Sgt. Pepper’s Word Cloud

As my last post hinted at, I’ve been working on scraping Beatles lyrics from the web. I was never really able to fully automate the process since the links didn’t have an easily repeatable pattern - the lyrics for each song were on a page with that song in the address. Nevertheless, I was able to complete the collection of lyrics from the “core” albums without too much hassle. Everything can be found in my beatles-lyrics repo on Github.

I have several analyses planned using this data. To get things started, I thought I’d create a simple word cloud for Sgt. Pepper’s Lonely Hearts Club Band. The code is really simple and I’m using the tm and wordcloud packages. I have the songs for each album in their own folder, and all of the album folders are in a folder called “Beatles” that is in my usual R working directory.

First, load the packages and set the working directory:

library(tm)
library(wordcloud)

setwd("Beatles/")

Next, load the data and create a corpus from the Sgt. Pepper’s lyrics before doing some basic processing:

sgtp <- VCorpus(DirSource("SgtPeppers/"))

sgtp <- tm_map(sgtp, removePunctuation)
sgtp <- tm_map(sgtp, content_transformer(tolower))
sgtp <- tm_map(sgtp, removeNumbers)
sgtp <- tm_map(sgtp, stripWhitespace)
sgtp <- tm_map(sgtp, removeWords, stopwords("english")) 

I did some transformations like: removing punctuation, removing any numbers, and converting to lower case. Importantly, I also removed “stop words” (words like “the”), but I did not do any stemming.

From there, I created the document-term matix, and only a few more lines of code were needed to produce the word cloud. Note that I am only including words with a minimum frequency of five.

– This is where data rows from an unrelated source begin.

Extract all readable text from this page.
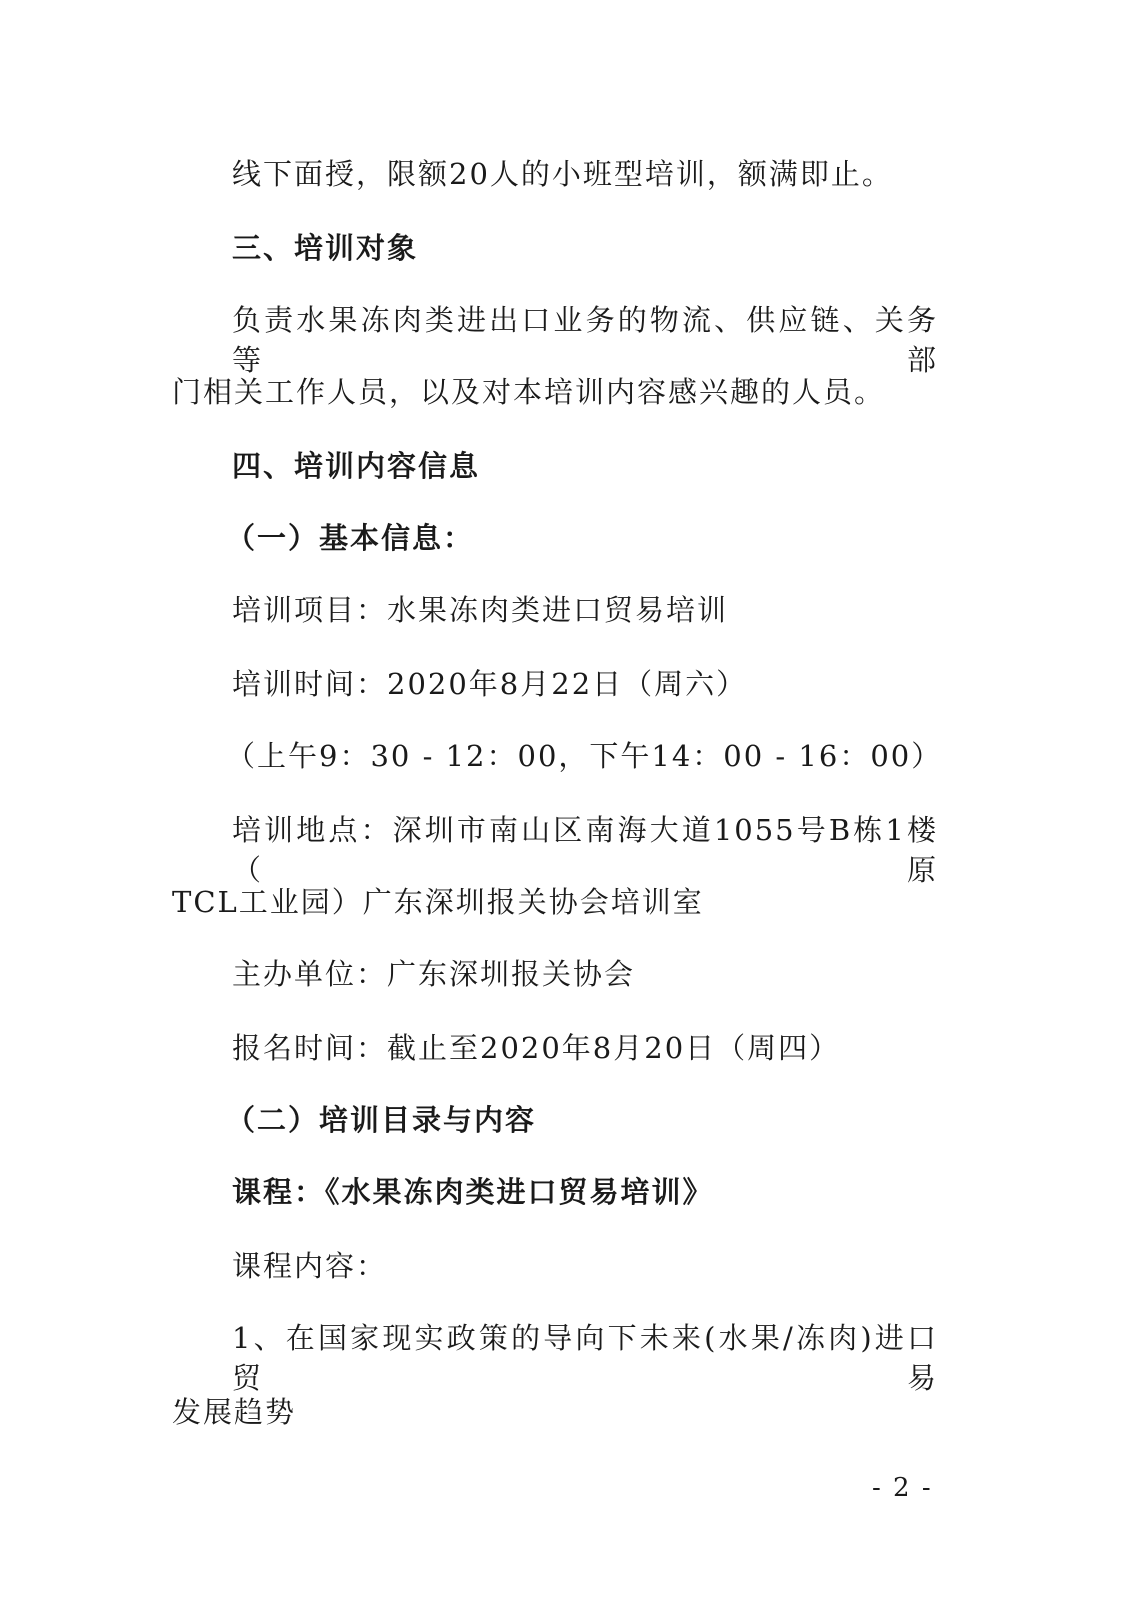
线下面授，限额20人的小班型培训，额满即止。
三、培训对象
负责水果冻肉类进出口业务的物流、供应链、关务等部
门相关工作人员，以及对本培训内容感兴趣的人员。
四、培训内容信息
（一）基本信息：
培训项目：水果冻肉类进口贸易培训
培训时间：2020年8月22日（周六）
（上午9：30 - 12：00，下午14：00 - 16：00）
培训地点：深圳市南山区南海大道1055号B栋1楼（原
TCL工业园）广东深圳报关协会培训室
主办单位：广东深圳报关协会
报名时间：截止至2020年8月20日（周四）
（二）培训目录与内容
课程：《水果冻肉类进口贸易培训》
课程内容：
1、在国家现实政策的导向下未来(水果/冻肉)进口贸易
发展趋势
- 2 -
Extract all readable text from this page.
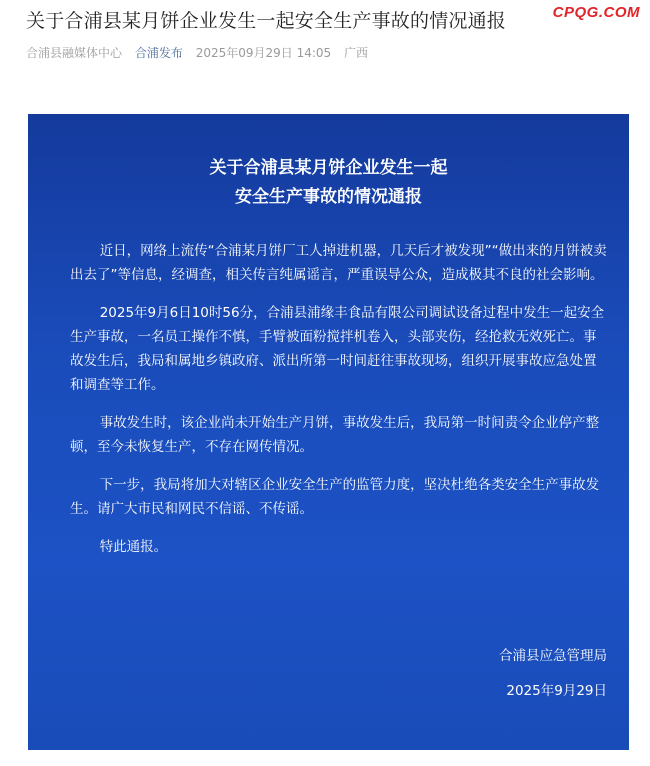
关于合浦县某月饼企业发生一起安全生产事故的情况通报	CPQG.COM
合浦县融媒体中心 合浦发布 2025年09月29日 14:05 广西
关于合浦县某月饼企业发生一起
安全生产事故的情况通报

近日，网络上流传“合浦某月饼厂工人掉进机器，几天后才被发现”“做出来的月饼被卖出去了”等信息，经调查，相关传言纯属谣言，严重误导公众，造成极其不良的社会影响。

2025年9月6日10时56分，合浦县浦缘丰食品有限公司调试设备过程中发生一起安全生产事故，一名员工操作不慎，手臂被面粉搅拌机卷入，头部夹伤，经抢救无效死亡。事故发生后，我局和属地乡镇政府、派出所第一时间赶往事故现场，组织开展事故应急处置和调查等工作。

事故发生时，该企业尚未开始生产月饼，事故发生后，我局第一时间责令企业停产整顿，至今未恢复生产，不存在网传情况。

下一步，我局将加大对辖区企业安全生产的监管力度，坚决杜绝各类安全生产事故发生。请广大市民和网民不信谣、不传谣。

特此通报。

合浦县应急管理局
2025年9月29日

dtm <- DocumentTermMatrix(sgtp)

freq <- colSums(as.matrix(dtm))

set.seed(1)
wordcloud(names(freq), freq, min.freq = 5, colors = brewer.pal(3, "Accent"))

The final result can be seen here: Imgur

There should be some more cool stuff coming from this. I know I want to do a sentiment analysis, and I also plan on trying out the tidytext package. Also, I already have at least one Shiny app planned for this data. Stay tuned!